Dolph Ziggler just beat a babyface champion for the World Title. So give Alberto Del Rio his rematch. But after that, who does Ziggler feud against? I suggest putting him up against Jack Swagger, the man who couldn’t beat Del Rio for the title. Swagger and Ziggler were both under the same manager for a while in 2012, and they had an uneasy alliance, with Swagger being a well-trained traditional athlete, and Ziggler constantly berating Swagger, saying that if he was such a good athlete, how come Ziggler was always showing him up? Capitalize on that.
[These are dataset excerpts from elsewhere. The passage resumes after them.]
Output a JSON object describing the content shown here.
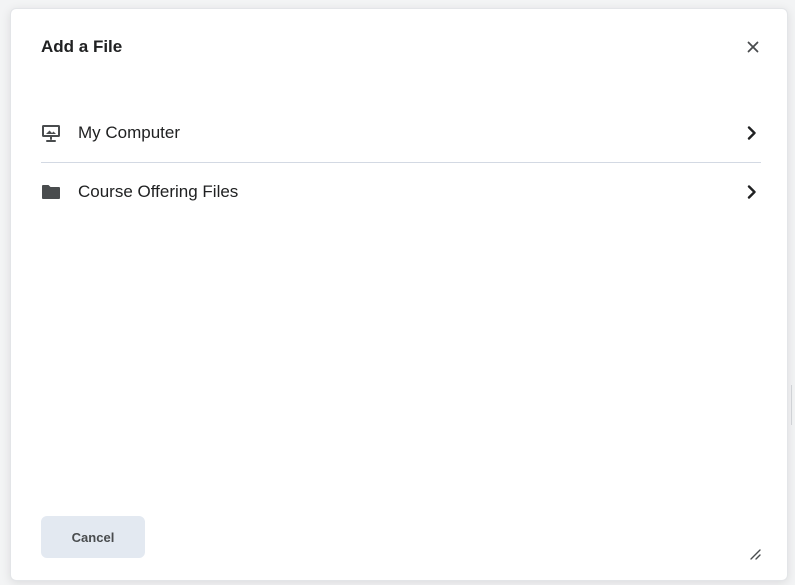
{
  "dialog": {
    "title": "Add a File",
    "close_icon": "close-icon",
    "sources": [
      {
        "label": "My Computer",
        "icon": "computer-upload-icon"
      },
      {
        "label": "Course Offering Files",
        "icon": "folder-icon"
      }
    ],
    "cancel_label": "Cancel"
  },
  "colors": {
    "text": "#202122",
    "muted": "#494c4e",
    "divider": "#d3d9e3",
    "button_bg": "#e3e9f1"
  }
}
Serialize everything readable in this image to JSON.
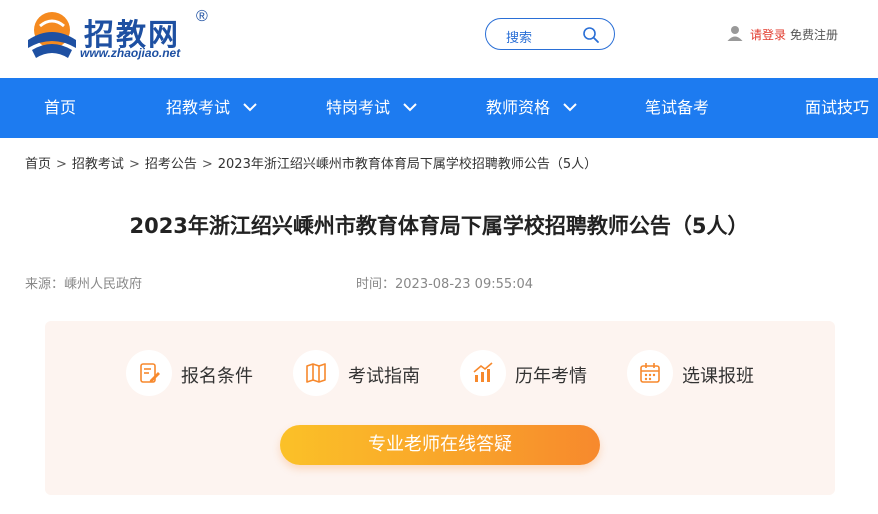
{
  "brand": {
    "name": "招教网",
    "registered": "®",
    "url": "www.zhaojiao.net",
    "color": "#1e50a2"
  },
  "search": {
    "label": "搜索"
  },
  "user": {
    "login": "请登录",
    "register": "免费注册"
  },
  "nav": {
    "background": "#1d7bf0",
    "items": [
      {
        "label": "首页",
        "has_dropdown": false
      },
      {
        "label": "招教考试",
        "has_dropdown": true
      },
      {
        "label": "特岗考试",
        "has_dropdown": true
      },
      {
        "label": "教师资格",
        "has_dropdown": true
      },
      {
        "label": "笔试备考",
        "has_dropdown": false
      },
      {
        "label": "面试技巧",
        "has_dropdown": false
      }
    ]
  },
  "breadcrumb": {
    "items": [
      "首页",
      "招教考试",
      "招考公告",
      "2023年浙江绍兴嵊州市教育体育局下属学校招聘教师公告（5人）"
    ],
    "separator": ">"
  },
  "article": {
    "title": "2023年浙江绍兴嵊州市教育体育局下属学校招聘教师公告（5人）",
    "source": "来源：嵊州人民政府",
    "time": "时间：2023-08-23 09:55:04"
  },
  "features": {
    "items": [
      {
        "label": "报名条件",
        "icon": "edit-form-icon"
      },
      {
        "label": "考试指南",
        "icon": "book-map-icon"
      },
      {
        "label": "历年考情",
        "icon": "bar-chart-icon"
      },
      {
        "label": "选课报班",
        "icon": "calendar-icon"
      }
    ],
    "cta": "专业老师在线答疑",
    "accent": "#f7892d"
  }
}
Use those exact traits to build a feud based on unresolved business between the two.

And then Ziggler goes on to face either Randy Orton, who’s back to being a slimeball, and let the audience decide who they want to cheer for. Because they’re either cheering for a guy who’s incredibly full of himself, or a sociopath who should be in a mental institution, neither of which is exactly the most likable of traits on paper.

John Cena, meanwhile, is the WWE Champion who keeps trying to do everything right, but just can’t manage to win anybody over. He shakes hands and kisses babies, but the audience hates him for being a goody two-shoes boyscout. They just want to see someone like Ryback, who doesn’t worry about right and wrong, he’s more concentrated on destroying his opponents. So Cena, in retaliation, reverts to his “Doctor of Thuganomics” schtick from 2004, which is what made people like him in the first place. He comes out and starts rapping about how Ryback’s just some big meathead with nothing going on between his ears. And Ryback responds by demolishing Cena in every non-match encounter they have.

I’m not pretending like I have all the answers, and I understand that there’s more going on backstage at WWE that I know, including favoritism, nepotism, stockholders’ interests, injuries, and merchandise sales. But I’d rather have an entire roster full of people that some segments of the audience like than a roster full of people that most of the audience is apathetic towards with a few standouts.

After all, rather than having, say, 100,000 John Cena shirts sell to kids over next year, wouldn’t it be better to have 50,000 John Cena shirts PLUS 50,000 Randy Orton PLUS 50,000 Sheamus PLUS 50,000 Ryback PLUS 50,000 Dolph Ziggler shirts sell to various age demographics all over the country? I mean, I think so.